Uses: It is Antiscorbutic, Carminative, Alterative and Nutritive. It is used in colisting diahorrea, dysentary, constipation and diarrhoea. It is aromatic, astringent, cooling, febrifuge and also acts as tonic for heart and brain.
Introduction
The Quince or Cydonia oblonga, is the sole member of the genus Cydonia and native to warm-temperate southwest Asia in the Caucasus region. It is a small deciduous tree, growing 5–8 m tall and 4–6 m wide, related to apples and pears, and like them has a pome fruit, which is bright golden yellow when mature, pear-shaped, 7–12 cm long and 6–9 cm broad.
The immature fruit is green with dense grey-white pubescence, most of which rubs off before maturity in late autumn when the fruit changes colour to yellow with hard, strongly-perfumed flesh. The leaves are alternately arranged, simple, 6–11 cm long, with an entire margin and densely pubescent with fine white hairs. The flowers, produced in spring after the leaves, are white or pink, 5 cm across, with five petals.
Quince is used as a food plant by the larvae of some Lepidoptera species including Brown-tail, Bucculatrix bechsteinella, Bucculatrix pomifoliella, Coleophora cerasivorella, Coleophora malivorella, Green Pug and Winter Moth.
Four other species previously included in the genus Cydonia are now treated in separate genera. These are the Chinese Quince Pseudocydonia sinensis, a native of China, and the three flowering quinces of eastern Asia in the genus Chaenomeles. Another unrelated fruit, the Bael, is sometimes called the “Bengal Quince”.
Origins
The fruit was known to the Akkadians, who called it supurgillu; Arabic safarjal “quinces” (collective plural).

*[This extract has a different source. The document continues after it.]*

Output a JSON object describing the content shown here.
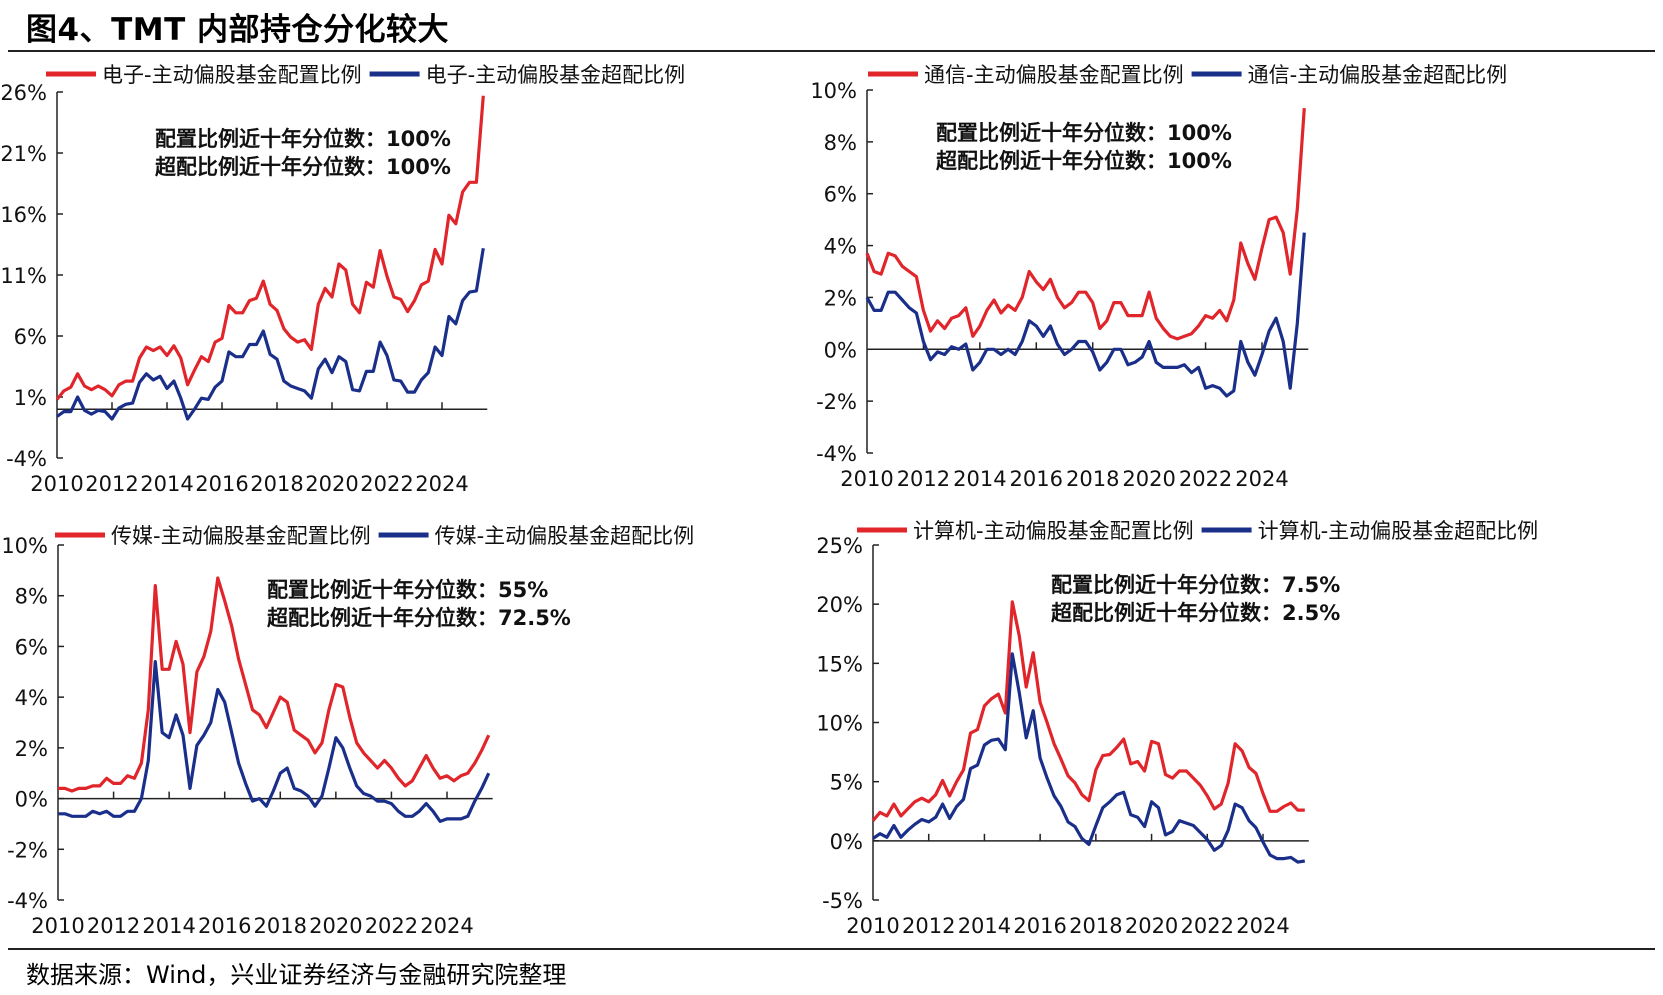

The modern name originated in the 14th century as a plural of quoyn, via Old French cooin from Latin cotoneum malum / cydonium malum, ultimately from Greek, kydonion melon “Kydonian apple”. The quince tree is native to Iran, Armenia, Azerbaijan, Georgia, and was introduced to Croatia, Turkey, Serbia, Republic of Macedonia, Albania, Greece, Romania and Bulgaria.
Cultivation and Uses
Quince is frost hardy and requires a cold period below 7 °C to flower properly. The tree is self fertile, however yield can benefit from cross fertilization. The fruit can be left on the tree to ripen further which softens the fruit to the point where it can be eaten raw in warmer climates, but should be picked before the first frosts.
Most varieties of quince are too hard, astringent and sour to eat raw unless ‘bletted’ (softened by frost and subsequent decay). They are used to make jam, jelly and quince pudding, or they may be peeled, then roasted, baked or stewed. The flesh of the fruit turns red after a long cooking time. The very strong perfume means they can be added in small quantities to apple pies and jam to enhance the flavour. Adding a diced quince to apple sauce will enhance the taste of the applesauce with the chunks of relatively firm, tart quince. The term “marmalade”, originally meaning a quince jam, derives from “marmelo,” the Portuguese word for this fruit. The fruit, like so many others, can be used to make a type of wine.